This delicious orange-scented rye bread was shared by Nancy B., who said, “My mother was Swedish, from a small town in New York, which had a large Swedish population. My aunt’s in-laws ‘adopted’ us also, and every year for Christmas, [we] all got together for the Swedish smorgasbord. We grew up loving the Swedish food, and when I grew up, I learned to bake my favorite, Swedish Limpa Rye Bread.”
Place warm water and molasses in a large mixing bowl. Sprinkle yeast over the water and let sit for 5 minutes while the yeast activates.
Add wheat and rye flours, brown sugar, orange zest and salt to the yeast mixture and mix until a shaggy dough forms. Add butter and continue to mix until the dough pulls away from the side of the bowl. Turn dough out onto a lightly floured counter and knead for about 10 minutes, or until you can stretch a small portion of the dough into a thin membrane (this is called the “window pane test”). Add more wheat flour as needed if dough is too sticky. If you are using an electric mixer, knead for 4 minutes on medium speed with the dough hook attachment.
Place dough in a clean, oiled bowl, cover and allow to rise until doubled in size, about 1 hour. Punch down the dough, cover and let rise another 30 minutes. Preheat oven to 350°F and lightly oil a 9 x 5-inch loaf pan.
Place dough on a lightly floured counter and shape into a loaf. Place loaf in the prepared pan, cover and let rise for 30–45 minutes, or until the dough crowns nicely above the pan and gives with a gentle press of the fingers, leaving a faint indentation.

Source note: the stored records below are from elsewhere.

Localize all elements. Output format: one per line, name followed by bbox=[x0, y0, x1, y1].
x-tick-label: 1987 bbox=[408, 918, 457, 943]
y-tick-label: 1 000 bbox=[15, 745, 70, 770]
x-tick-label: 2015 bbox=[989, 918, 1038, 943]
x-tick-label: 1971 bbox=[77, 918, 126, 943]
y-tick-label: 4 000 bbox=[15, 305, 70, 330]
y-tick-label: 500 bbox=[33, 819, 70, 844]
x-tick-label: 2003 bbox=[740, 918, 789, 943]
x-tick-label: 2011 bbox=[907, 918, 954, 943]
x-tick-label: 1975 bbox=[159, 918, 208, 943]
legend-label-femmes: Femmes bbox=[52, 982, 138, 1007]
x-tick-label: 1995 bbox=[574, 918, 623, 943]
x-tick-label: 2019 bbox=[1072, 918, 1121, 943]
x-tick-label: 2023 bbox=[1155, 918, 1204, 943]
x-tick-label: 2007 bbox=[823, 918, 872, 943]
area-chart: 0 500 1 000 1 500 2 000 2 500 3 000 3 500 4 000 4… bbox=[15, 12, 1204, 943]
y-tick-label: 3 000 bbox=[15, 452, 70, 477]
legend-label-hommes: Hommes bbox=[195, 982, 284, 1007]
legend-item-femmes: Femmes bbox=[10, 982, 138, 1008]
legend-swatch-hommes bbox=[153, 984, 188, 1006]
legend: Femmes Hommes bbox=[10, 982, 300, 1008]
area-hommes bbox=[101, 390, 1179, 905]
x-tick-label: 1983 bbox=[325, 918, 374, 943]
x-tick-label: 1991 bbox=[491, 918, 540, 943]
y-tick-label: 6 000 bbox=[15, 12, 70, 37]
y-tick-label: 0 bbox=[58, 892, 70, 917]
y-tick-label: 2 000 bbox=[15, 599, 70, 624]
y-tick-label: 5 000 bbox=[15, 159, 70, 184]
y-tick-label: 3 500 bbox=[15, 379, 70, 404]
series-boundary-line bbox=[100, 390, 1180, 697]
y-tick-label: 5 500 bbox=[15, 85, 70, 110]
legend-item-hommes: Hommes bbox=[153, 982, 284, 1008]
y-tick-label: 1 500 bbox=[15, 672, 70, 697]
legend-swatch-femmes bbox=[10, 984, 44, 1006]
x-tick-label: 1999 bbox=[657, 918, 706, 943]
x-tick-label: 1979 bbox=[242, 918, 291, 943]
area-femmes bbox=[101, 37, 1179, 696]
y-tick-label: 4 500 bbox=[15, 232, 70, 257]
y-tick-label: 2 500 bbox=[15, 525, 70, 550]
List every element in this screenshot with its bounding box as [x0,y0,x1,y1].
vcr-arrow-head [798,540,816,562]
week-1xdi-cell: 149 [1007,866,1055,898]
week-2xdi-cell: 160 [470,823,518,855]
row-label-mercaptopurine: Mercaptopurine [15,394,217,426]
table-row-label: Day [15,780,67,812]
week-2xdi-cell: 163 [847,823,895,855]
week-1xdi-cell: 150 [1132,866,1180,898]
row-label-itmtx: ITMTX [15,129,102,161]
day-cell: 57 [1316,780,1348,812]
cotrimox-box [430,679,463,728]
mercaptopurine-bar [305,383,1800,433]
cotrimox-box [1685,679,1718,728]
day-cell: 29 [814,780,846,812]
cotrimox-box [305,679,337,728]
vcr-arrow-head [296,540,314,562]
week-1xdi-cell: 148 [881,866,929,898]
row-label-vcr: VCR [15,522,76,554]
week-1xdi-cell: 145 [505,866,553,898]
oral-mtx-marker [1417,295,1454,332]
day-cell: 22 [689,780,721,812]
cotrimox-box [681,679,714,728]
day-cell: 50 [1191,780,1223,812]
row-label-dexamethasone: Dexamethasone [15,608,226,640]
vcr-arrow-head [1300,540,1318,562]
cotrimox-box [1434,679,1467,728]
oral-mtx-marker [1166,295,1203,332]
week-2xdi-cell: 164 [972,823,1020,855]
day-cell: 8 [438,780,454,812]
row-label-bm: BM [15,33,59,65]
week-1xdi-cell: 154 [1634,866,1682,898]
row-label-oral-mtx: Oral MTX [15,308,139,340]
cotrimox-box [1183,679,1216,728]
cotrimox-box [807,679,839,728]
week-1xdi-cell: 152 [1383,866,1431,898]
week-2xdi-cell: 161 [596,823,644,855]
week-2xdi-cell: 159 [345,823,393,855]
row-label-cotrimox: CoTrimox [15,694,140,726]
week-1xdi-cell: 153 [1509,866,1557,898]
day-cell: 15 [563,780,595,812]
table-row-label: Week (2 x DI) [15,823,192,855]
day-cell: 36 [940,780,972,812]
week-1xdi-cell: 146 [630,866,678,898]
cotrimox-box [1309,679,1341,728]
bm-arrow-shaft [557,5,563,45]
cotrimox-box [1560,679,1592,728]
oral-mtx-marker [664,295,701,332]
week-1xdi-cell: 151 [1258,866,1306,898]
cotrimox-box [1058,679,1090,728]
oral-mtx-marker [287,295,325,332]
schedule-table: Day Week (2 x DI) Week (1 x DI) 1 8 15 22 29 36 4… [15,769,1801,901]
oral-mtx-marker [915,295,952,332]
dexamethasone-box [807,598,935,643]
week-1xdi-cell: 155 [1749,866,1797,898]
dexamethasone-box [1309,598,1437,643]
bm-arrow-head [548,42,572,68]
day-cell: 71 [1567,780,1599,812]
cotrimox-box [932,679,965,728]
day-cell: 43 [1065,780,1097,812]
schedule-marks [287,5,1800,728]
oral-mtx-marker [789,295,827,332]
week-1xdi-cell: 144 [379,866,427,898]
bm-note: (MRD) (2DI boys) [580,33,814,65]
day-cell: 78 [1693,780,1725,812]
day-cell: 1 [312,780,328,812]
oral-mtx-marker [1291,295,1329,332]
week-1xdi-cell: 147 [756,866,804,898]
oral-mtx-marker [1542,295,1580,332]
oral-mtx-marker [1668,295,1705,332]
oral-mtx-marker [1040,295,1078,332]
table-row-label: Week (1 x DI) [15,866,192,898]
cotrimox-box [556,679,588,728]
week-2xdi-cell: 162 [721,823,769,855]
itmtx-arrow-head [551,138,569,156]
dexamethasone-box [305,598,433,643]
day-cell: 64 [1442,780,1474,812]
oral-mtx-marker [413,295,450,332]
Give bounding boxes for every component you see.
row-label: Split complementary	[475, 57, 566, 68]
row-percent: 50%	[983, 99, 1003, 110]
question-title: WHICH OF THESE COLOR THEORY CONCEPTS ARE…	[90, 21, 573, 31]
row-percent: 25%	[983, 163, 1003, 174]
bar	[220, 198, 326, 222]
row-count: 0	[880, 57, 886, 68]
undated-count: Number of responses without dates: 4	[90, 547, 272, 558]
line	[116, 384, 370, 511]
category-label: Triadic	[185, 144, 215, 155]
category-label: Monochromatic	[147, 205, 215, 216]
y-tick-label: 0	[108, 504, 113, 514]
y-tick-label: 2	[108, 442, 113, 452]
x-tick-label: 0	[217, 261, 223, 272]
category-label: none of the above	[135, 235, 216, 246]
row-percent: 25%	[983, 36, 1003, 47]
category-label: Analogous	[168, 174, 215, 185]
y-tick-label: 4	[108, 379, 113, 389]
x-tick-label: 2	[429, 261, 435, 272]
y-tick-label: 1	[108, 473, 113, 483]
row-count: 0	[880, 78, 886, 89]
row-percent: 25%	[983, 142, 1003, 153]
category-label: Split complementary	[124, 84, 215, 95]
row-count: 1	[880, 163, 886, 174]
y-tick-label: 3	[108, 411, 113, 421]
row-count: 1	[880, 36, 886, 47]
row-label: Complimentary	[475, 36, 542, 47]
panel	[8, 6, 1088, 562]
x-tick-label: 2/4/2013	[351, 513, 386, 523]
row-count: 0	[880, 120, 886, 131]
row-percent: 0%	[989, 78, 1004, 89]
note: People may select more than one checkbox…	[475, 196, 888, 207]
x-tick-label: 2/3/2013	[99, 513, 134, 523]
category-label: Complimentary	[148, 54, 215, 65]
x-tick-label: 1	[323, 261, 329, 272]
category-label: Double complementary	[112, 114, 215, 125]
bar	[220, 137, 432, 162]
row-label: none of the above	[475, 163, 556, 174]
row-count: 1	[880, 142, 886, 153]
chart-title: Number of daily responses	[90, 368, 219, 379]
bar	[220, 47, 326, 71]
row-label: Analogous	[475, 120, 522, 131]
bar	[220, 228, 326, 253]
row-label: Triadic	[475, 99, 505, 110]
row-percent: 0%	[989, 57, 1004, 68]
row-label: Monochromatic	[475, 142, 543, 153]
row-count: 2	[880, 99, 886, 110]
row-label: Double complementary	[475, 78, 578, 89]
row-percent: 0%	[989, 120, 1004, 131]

Bake for 50–60 minutes until golden-brown and hollow sounding when tapped. The internal temperature should be between 180–200°F. Cool on a wire rack.
Bread Machine
Add the ingredients to the bread pan following manufacturer’s instructions. Bake on machine’s basic wheat bread setting. Check dough before final rise and, if necessary, adjust its placement in the pan for level height during baking.